RUU Antiterorisme Jangan Kesampingkan HAM

Jakarta – Anggota Koisi III DPR RI, Akbar Faisal mengatakan rancangan Undang-Undang (RUU) Antiterorisme dalam berbagai aspek, termasuk pasal penyadapan yang sudah disetujui, diharapkan tidak mengesampingkan nilai-nilai universal sesuai prinsip hak asasi manusia (HAM). Negara harus memberi perlindungan dan hak kepada orang yang menjadi korban.

“Salah satu poin yang alot dibahas dalam pembuatan RUU tersebut adalah terkait dengan penyadapan yang harus mendapatkan persetujuan hakim pengadilan negeri apabila sudah ada dua alat bukti. Hal itu menjadi perdebatan panjang adalah bagaimana caranya hakim yang dimintai persetujuan bisa mengetahui mengenai dua alat bukti,” kata Akbar Faisal dalam rilisnya kepada wartawan, Selasa (1/8/2017).

Politikus Partai Nasional Demokrat (Nasdem) itu mengungkapkan, Panitia Khusus Revisi UU Antiterorisme sudah menyepakati penyadapan terhadap terduga teroris bisa dilakukan terlebih dahulu sebelum ketua pengadilan negeri memberikan izin. Situasi dilapangan bisa saja berubah dan izin penyadapan bisa saja diabaikan. Sementara penyadapan harus disertai sejumlah poin yang harus terpenuhi.

Seperti diungkapkan Ketua Pansus RUU Antiterorisme DPR RI, Muhammad Syafi’i, aturan mengenai penyadapan tanpa perlu izin pengadilan, diatur dalam Pasal 31A, dan diawalnya terdapat frasa ‘dalam keadaan mendesak’. Hal itumengacu pada RUU KUHAP yaitu bahaya maut atau luka fisik yang serius dan mendesak, pemufakatan jahat untuk melakukan tindak pidana terhadap keamanan negara, dan pemufakatan jahat yang merupakan karakteristik tindak pidana terorganisasi.

Dia juga mengatakan bahwa pasal ‘Guantanamo’ kemungkinan besar akan dihapus.

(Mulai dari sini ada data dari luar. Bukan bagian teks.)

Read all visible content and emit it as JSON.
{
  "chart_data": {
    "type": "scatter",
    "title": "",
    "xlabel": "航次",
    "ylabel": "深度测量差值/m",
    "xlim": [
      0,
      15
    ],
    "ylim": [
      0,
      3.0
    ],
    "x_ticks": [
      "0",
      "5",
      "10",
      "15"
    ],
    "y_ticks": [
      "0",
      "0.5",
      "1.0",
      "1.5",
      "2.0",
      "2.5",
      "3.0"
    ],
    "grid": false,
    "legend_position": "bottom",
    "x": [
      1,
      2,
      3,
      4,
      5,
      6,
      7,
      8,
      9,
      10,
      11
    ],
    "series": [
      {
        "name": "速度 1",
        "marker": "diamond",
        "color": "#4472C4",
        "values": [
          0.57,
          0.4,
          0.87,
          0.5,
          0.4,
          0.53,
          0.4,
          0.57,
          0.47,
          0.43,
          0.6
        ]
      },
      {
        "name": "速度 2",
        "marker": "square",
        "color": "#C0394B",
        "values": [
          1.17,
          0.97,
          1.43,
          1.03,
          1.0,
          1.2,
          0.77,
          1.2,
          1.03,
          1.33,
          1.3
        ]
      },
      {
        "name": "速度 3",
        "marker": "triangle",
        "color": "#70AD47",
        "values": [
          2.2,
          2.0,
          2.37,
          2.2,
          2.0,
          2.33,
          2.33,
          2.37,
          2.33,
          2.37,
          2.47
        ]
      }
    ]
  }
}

Alasannya, ada 9 fraksi di DPR yang menolak pasal tersebut. Pada daftar inventaris masalah (DIM) ada 9 fraksi minta hapus. Hanya satu fraksi yang setuju yaitu Fraksi PDIP. Tapi, persyaratan yang diajukan jugas berat juga. Fraksi PDIP tidak begitu saja mendukung adanya pasal ‘Guantanamo’ dari revisi UU Antiterorisme. PDIP

Sekadar diketahui, Pasal 43A atau pasal ‘Guantanamo’ merupakan salah satu isu kontroversi dalam pembahasan RUU Terorisme. Disebut demikian, karena merujuk pada nama penjara milik Amerika Serikat di wilayah Kuba, di mana ratusan orang ditangkap dan disembunyikan karena diduga terlibat dalam jaringan teroris. Pasal ini mengatur kewenangan penyidik ataupun penuntut untuk menahan seseorang yang diduga terkait dengan kelompok teroris selama 6 bulan.

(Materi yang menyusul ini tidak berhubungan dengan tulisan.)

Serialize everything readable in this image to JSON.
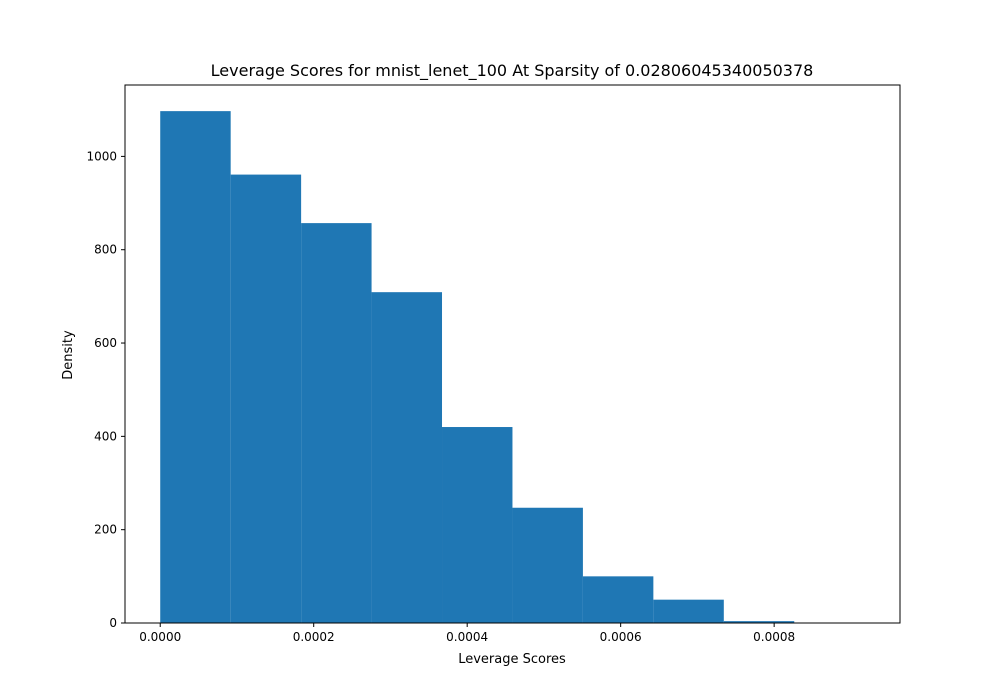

Pasal Guantamo itu berbunyi: Dalam rangka penanggulangan Tindak Pidana Terorisme, penyidik atau penuntut umum dapat melakukan pencegahan terhadap setiap orang tertentu yang diduga akan melakukan Tindak Pidana Terorisme untuk dibawa atau ditempatkan pada tempat tertentu yang menjadi wilayah hukum penyidik atau penuntut umum dalam waktu paling lama 6 (enam) bulan.